Ринтын взял ведра в райкомовском доме и направился к ручью. От дождя тропинка раскисла, ослизла. Наполнив ведра, юноша постоял немного. Отдыхая, он подсчитал, что перетаскал в дома уже двадцать шесть ведер.
– Наконец-то я тебя поймал!
Ринтын, вздрогнув от неожиданности, быстро оглянулся. Рядом с полными ведрами стоял широкоплечий парень в рваных резиновых сапогах и жевал самокрутку. Его черные мелко вьющиеся волосы выбивались из-под шапки. К толстым губам прилипли крошки табака. На вид это был настоящий негр, и Ринтын был готов поклясться, что ему только померещилось, что парень говорит по-чукотски.
– Вон ты какой, – между тем продолжал парень, – если бы не твой двоюродный брат, я бы показал, как отбивать кусок хлеба у трудящегося человека. Что уставился на меня? Не понимаешь? Я один снабжаю весь Кытрын водой. Это моя монополия. Не знаешь такого слова?

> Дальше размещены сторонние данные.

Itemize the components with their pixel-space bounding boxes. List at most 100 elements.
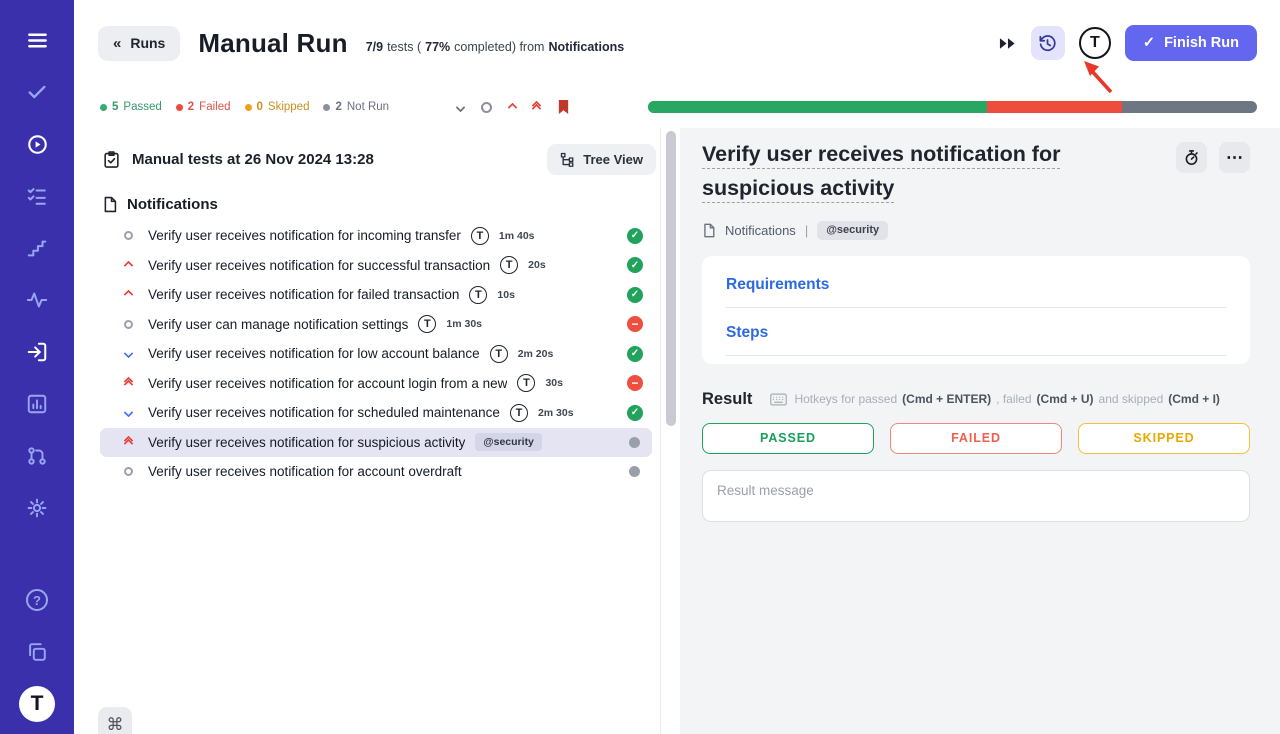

Ринтын догадался, кто перед ним. Это был Кикиру. Хозяйки не раз вспоминали его имя, подчеркивая аккуратность Ринтына. Кикиру действительно снабжал кытрынцев водой. Обычно он носил воду до тех пор, пока в его кармане не набиралась сумма, достаточная для покупки ста или двухсот граммов спирта.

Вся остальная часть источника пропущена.